So what type of experience are you trying to create between your content and your customer? The answer to that question will determine what parts of the content process you need, and ultimately, what you need to pay for your content.  Maybe you are at a point where you could pay someone $25 for a blog post. This model works for Demand Media.  It doesn’t work for most brands. We can’t afford to focus all our attention on predicting what our customers will search for next and write content for that.  We need to develop content that will help lead the conversation with our customers, and ultimately help our businesses profit from the content we create.

I don’t necessarily agree with the idea of Pay Peanuts, Get Monkeys because I know some amazing writers that have been able to use the Demand Media system to their advantage, like it or not.
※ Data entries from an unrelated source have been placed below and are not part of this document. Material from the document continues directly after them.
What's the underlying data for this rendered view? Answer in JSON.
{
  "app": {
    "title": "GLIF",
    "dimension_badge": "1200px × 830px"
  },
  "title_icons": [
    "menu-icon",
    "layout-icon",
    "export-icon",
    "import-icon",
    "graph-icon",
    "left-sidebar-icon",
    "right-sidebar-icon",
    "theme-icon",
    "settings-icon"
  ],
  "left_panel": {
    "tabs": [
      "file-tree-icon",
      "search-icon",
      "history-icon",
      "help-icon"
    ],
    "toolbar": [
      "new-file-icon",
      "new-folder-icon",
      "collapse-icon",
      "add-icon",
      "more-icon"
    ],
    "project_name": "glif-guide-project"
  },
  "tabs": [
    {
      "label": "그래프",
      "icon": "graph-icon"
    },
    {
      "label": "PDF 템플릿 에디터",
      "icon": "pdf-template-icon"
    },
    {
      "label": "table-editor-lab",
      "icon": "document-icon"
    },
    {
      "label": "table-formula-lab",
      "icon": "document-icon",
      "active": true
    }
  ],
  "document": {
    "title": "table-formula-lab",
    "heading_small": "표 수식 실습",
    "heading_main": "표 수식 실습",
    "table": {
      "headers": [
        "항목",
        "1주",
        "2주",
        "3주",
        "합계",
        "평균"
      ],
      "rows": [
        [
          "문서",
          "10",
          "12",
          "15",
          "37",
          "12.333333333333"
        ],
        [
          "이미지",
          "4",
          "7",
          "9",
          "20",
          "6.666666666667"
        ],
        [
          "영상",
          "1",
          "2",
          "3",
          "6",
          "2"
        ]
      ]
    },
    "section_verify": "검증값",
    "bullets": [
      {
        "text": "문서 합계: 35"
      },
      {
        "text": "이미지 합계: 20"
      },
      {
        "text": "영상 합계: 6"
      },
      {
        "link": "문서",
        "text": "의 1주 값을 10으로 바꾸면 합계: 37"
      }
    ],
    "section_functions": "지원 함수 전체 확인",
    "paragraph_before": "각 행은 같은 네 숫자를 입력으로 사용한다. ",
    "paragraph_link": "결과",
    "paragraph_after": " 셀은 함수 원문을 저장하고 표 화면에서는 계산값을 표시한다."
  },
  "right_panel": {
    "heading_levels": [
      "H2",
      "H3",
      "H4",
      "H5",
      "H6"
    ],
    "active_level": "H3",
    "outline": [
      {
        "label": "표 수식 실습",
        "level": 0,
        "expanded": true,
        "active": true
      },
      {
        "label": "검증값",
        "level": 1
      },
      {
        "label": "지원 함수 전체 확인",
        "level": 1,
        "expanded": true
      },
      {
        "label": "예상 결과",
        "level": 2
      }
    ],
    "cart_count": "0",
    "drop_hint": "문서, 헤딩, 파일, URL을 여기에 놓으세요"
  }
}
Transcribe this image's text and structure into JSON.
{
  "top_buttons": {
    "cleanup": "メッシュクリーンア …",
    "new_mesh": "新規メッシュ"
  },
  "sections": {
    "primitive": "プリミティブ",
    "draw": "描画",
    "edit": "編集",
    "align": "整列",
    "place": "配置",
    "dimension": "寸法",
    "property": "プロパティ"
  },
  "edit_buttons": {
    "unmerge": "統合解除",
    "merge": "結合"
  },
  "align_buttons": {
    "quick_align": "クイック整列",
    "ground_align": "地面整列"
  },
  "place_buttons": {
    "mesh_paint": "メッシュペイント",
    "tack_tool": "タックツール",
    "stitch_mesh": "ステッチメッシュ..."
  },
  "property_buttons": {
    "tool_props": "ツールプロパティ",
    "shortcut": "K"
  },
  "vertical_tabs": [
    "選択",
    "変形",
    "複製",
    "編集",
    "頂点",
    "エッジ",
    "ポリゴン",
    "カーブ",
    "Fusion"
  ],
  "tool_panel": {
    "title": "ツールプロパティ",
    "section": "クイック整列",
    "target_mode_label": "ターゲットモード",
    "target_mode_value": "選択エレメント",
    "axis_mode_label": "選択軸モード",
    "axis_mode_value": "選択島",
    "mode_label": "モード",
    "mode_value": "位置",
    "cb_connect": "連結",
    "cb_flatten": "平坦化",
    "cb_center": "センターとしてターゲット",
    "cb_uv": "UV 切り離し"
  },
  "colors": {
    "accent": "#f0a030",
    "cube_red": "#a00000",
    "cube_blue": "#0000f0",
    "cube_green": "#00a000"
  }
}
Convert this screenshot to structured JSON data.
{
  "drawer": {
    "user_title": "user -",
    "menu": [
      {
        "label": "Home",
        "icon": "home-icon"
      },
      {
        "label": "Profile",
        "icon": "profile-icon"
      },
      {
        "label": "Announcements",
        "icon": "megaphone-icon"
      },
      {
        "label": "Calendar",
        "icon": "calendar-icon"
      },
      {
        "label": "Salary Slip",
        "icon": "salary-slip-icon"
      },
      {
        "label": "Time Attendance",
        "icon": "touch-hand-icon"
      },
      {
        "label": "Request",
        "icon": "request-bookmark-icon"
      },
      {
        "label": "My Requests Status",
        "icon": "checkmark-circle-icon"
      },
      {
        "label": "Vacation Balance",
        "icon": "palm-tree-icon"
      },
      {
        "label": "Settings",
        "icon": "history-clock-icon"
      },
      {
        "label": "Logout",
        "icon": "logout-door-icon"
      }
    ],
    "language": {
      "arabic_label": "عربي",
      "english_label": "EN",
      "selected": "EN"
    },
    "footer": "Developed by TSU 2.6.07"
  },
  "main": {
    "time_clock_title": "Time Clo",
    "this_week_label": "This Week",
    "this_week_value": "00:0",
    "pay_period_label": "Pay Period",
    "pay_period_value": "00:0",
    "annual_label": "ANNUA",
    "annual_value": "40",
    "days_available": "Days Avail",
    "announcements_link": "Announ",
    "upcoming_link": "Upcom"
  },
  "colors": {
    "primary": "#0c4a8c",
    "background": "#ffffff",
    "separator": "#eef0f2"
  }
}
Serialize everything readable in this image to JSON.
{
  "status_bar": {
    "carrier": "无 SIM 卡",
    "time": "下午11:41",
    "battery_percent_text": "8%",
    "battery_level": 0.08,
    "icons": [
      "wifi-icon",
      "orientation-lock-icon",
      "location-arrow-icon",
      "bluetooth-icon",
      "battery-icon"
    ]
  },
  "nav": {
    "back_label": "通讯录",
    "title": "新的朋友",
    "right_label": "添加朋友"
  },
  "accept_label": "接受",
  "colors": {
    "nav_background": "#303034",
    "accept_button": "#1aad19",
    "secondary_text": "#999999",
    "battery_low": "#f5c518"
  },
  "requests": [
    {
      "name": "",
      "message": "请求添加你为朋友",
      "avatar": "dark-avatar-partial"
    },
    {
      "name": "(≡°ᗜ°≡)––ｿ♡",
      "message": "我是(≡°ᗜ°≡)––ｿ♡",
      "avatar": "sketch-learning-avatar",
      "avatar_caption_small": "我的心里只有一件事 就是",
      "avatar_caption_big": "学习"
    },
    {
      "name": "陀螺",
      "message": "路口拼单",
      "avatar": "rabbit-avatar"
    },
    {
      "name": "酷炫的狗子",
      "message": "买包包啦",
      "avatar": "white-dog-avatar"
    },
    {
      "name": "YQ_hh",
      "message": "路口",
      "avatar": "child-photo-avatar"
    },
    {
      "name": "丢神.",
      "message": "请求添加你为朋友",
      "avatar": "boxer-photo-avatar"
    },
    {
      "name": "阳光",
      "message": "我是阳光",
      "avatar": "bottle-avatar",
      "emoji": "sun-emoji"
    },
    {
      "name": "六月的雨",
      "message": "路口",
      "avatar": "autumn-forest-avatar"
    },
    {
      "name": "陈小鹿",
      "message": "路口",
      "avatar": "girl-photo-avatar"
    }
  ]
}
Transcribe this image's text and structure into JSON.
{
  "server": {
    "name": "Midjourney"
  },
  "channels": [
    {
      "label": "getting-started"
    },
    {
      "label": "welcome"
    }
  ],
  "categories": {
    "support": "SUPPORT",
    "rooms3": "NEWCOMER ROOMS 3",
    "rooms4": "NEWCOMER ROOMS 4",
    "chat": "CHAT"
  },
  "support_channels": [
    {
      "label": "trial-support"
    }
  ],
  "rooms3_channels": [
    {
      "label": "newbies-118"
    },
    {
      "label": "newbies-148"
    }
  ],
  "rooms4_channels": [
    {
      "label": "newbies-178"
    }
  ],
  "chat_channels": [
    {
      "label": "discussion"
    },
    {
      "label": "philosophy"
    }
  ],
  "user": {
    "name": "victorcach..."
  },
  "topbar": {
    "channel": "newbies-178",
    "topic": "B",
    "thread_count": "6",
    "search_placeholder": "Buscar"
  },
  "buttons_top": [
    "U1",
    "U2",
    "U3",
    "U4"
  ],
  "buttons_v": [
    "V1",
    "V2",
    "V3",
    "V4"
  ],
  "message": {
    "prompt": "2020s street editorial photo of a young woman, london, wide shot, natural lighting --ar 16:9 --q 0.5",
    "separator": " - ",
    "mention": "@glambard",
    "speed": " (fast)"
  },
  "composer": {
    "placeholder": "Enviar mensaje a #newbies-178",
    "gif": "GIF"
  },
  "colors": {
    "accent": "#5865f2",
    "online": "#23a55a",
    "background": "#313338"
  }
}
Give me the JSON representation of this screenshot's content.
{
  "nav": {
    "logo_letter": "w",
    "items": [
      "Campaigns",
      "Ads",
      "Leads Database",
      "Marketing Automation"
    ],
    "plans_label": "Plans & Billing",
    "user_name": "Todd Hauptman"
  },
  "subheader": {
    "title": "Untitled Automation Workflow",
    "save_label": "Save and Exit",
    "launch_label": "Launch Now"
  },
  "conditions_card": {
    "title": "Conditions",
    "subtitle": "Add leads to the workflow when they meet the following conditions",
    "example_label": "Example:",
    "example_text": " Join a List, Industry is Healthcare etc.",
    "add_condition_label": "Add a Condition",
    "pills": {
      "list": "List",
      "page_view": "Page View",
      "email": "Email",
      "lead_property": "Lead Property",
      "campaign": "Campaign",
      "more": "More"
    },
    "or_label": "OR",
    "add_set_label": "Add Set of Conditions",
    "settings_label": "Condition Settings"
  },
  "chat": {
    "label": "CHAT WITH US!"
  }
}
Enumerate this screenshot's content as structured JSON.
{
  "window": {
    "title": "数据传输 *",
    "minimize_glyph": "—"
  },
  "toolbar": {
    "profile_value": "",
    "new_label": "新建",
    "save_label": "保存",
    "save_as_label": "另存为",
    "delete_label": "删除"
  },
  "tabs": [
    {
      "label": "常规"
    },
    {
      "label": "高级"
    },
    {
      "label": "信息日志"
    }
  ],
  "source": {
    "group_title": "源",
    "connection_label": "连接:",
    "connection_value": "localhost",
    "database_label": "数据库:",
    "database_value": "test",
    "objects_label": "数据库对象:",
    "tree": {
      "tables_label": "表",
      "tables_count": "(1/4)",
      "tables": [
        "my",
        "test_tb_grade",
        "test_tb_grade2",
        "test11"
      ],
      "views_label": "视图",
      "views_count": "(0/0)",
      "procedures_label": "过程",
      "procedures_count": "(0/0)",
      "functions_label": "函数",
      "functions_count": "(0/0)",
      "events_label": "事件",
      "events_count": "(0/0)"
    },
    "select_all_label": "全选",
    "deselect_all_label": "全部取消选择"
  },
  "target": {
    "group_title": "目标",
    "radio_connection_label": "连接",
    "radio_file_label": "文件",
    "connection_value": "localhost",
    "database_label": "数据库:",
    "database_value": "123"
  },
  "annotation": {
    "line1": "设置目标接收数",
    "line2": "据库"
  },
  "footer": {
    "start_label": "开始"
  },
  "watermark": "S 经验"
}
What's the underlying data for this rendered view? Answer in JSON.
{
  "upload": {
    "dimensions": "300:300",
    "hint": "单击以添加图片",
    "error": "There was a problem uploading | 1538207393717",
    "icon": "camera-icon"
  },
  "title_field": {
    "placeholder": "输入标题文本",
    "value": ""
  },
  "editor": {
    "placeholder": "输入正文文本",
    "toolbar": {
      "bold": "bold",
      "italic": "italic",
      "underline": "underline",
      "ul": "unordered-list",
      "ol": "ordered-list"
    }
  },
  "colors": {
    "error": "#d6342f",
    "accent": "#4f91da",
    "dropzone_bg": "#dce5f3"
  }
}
And, there are customers that are achieving their goals with that model. But, as a marketer, you must understand what you are paying for in that model.  Do you just want to take some swings and walk 18 holes?  That might be enough.  Or do you need Pinehurst.

Final note:  It took me about two hours to write this post.  Cost = priceless.

Author: Joe Pulizzi

Joe Pulizzi is the Founder of Content Marketing Institute, a UBM company, the leading education and training organization for content marketing, which includes the largest in-person content marketing event in the world, Content Marketing World. Joe is the winner of the 2014 John Caldwell Lifetime Achievement Award from the Content Council. Joe’s the author of five books, including his latest, Killing Marketing. His third book, Epic Content Marketing was named one of “Five Must Read Business Books of 2013” by Fortune Magazine. If you ever see Joe in person, he’ll be wearing orange. Follow him on Twitter @JoePulizzi.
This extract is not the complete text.